Кому придет в голову ласкать пантер по дороге на званный обед, где предстоит встретиться с хорошенькими женщинами и знаменитостями?
Когда я переехал из Оксфорда в Лондон, я был юношей, подающим большие надежды, и кое-что уже успел совершить. Кое-что… Однако были и разочарования…
Дважды я был влюблен, но не буду останавливаться на этом. Расскажу только, что однажды, направляясь к той, которая, как мне было известно, сомневалась, посмею ли я к ней прийти, я наугад пошел по кратчайшей дороге и очутился в глухом переулке близ Эрлс-Корт. Там я вдруг наткнулся на белую стену и знакомую зеленую дверь.
"Как странно, - сказал я себе, - а ведь я думал, что это где-то в Кэмпден-хилле. Это заколдованное место так же трудно найти, как сосчитать камни Стонхенджа".

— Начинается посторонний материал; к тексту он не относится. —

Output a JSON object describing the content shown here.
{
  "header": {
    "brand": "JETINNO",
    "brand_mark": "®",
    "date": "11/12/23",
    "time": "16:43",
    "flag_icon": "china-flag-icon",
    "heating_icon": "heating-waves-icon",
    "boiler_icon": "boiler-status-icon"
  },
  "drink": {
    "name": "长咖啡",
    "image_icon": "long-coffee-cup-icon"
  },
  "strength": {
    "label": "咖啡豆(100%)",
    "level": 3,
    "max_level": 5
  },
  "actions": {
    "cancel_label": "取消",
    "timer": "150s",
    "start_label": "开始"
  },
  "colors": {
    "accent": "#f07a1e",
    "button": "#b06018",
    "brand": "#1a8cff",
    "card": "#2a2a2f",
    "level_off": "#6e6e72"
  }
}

И я прошел мимо, так как настойчиво стремился к своей цели. Дверь не манила меня в тот день.
Правда, был момент, когда меня потянуло открыть эту дверь, - ведь для этого пришлось бы сделать каких-нибудь три шага в сторону. В глубине души я был уверен, что она распахнется для меня, но тут я подумал, что ведь это может меня задержать, я опоздаю на свидание, а ведь дело идет о моем самолюбии. Позднее я пожалел о том, что так торопился, ведь мог же я хотя бы заглянуть в дверь и помахать рукой своим пантерам. Но в то время я уже приобрел житейскую мудрость и перестал гоняться за недостижимым видением. Да, но все же тогда я был очень огорчен…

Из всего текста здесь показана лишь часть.